Closing the skills gap: Grant to help build competitive workforce
Washington, DC —A half-million dollar grant to a manufacturing organization seeks to bring higher education opportunities to more people. The Lumina Foundation awarded $538,000 to the Manufacturing Institute/Center for Workforce Success (the research and education arm of the National Association of Manufacturers ) and its partners for Business Champions , an initiative to catalyze business leadership to support policies that expand educational opportunities aimed at building a competitive U.S. workforce. The efforts could lead to smarter designs and implementations of instrumentation, motors and drives, and other automation technologies.

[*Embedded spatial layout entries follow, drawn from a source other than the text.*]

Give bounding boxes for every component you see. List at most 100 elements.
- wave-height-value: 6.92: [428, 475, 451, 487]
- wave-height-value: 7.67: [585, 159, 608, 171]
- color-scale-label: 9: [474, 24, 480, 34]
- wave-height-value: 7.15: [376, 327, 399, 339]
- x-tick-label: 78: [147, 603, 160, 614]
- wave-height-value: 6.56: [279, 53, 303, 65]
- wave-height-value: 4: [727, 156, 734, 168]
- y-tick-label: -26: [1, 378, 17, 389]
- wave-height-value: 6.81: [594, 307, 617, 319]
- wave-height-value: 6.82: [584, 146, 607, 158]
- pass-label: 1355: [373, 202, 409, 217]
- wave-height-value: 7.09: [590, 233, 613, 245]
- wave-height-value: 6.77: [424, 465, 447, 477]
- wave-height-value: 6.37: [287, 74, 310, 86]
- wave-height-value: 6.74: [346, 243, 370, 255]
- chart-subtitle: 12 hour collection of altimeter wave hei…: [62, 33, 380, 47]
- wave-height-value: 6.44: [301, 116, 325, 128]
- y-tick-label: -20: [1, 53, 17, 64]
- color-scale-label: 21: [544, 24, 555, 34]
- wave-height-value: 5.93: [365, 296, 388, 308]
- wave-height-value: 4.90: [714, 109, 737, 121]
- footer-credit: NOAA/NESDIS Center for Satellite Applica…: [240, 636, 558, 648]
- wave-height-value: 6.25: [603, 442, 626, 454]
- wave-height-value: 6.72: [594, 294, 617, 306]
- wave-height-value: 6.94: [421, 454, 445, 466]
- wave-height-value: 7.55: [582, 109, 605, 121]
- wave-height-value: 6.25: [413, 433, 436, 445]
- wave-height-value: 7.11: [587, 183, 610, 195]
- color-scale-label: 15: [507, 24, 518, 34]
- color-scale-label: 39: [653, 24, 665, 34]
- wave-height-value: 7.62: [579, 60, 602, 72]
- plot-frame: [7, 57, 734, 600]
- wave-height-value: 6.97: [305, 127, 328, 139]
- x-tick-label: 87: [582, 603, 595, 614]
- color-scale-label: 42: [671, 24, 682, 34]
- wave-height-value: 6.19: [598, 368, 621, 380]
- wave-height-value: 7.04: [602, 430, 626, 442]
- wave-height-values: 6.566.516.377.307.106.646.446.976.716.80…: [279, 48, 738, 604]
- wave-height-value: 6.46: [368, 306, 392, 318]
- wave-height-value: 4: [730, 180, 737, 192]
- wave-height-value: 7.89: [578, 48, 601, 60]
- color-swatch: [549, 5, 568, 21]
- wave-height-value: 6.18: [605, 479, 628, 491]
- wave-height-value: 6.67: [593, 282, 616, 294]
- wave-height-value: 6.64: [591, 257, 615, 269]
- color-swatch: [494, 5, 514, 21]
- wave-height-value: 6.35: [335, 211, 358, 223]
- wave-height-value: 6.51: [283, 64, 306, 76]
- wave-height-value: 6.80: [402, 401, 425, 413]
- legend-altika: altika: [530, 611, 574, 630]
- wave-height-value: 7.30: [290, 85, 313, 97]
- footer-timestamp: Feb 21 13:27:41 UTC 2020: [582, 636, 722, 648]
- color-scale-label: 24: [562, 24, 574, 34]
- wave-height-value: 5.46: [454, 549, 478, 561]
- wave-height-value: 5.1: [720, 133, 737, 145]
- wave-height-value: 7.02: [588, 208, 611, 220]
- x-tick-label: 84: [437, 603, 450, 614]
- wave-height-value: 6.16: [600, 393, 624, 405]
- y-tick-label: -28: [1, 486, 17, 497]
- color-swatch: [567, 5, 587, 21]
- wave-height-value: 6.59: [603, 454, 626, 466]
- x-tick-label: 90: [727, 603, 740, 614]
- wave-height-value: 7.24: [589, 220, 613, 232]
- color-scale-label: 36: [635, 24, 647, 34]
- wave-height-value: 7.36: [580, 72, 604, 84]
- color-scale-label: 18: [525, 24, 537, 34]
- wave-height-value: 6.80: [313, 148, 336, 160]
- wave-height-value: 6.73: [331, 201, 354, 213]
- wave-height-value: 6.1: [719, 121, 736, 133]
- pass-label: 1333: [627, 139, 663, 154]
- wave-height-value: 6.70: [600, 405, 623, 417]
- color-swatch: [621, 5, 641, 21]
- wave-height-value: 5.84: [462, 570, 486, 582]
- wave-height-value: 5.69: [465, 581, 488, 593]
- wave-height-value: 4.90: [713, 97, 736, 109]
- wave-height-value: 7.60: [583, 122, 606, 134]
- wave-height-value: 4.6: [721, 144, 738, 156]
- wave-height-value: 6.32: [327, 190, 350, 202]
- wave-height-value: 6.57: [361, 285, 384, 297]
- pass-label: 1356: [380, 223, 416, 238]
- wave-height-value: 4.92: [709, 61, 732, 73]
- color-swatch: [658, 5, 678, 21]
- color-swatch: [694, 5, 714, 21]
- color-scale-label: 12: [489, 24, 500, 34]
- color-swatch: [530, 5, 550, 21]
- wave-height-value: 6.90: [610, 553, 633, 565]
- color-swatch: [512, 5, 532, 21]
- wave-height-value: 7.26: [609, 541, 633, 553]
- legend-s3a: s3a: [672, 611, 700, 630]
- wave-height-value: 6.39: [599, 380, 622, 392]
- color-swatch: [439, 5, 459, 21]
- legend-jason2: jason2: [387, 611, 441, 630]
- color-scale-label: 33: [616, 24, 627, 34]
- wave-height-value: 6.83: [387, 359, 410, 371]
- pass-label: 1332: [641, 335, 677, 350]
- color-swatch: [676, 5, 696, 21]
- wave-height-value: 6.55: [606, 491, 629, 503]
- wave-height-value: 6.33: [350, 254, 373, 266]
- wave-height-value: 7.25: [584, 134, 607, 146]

Business Champions will work with the American Association of Community Colleges and the Corporation for a Skilled Workforce to promote policies that improve access, affordability, and success for postsecondary students, and expand opportunities to prepare for good jobs to people of all ages and backgrounds.
"It's a critical time for business leaders to speak out and support efforts to improve greater student access to and success in college," said John Engler, NAM president. "Globally engaged employers in America are in the fight of their lives for skilled talent. With the baby boom generation retiring, the shortage of skilled employees for today's high tech workplace is growing worse every year."
According to Martha D. Lamkin, Lumina Foundation president and CEO, the U.S. has already lost its position as the world's most educated nation and that reports suggest the low skill level of the American workforce is a real and pressing problem. Business leaders, policymakers, higher education officials, and employers are expected to work together with these organizations to make higher education more affordable and align course offerings more closely with the demands of 21st century employers.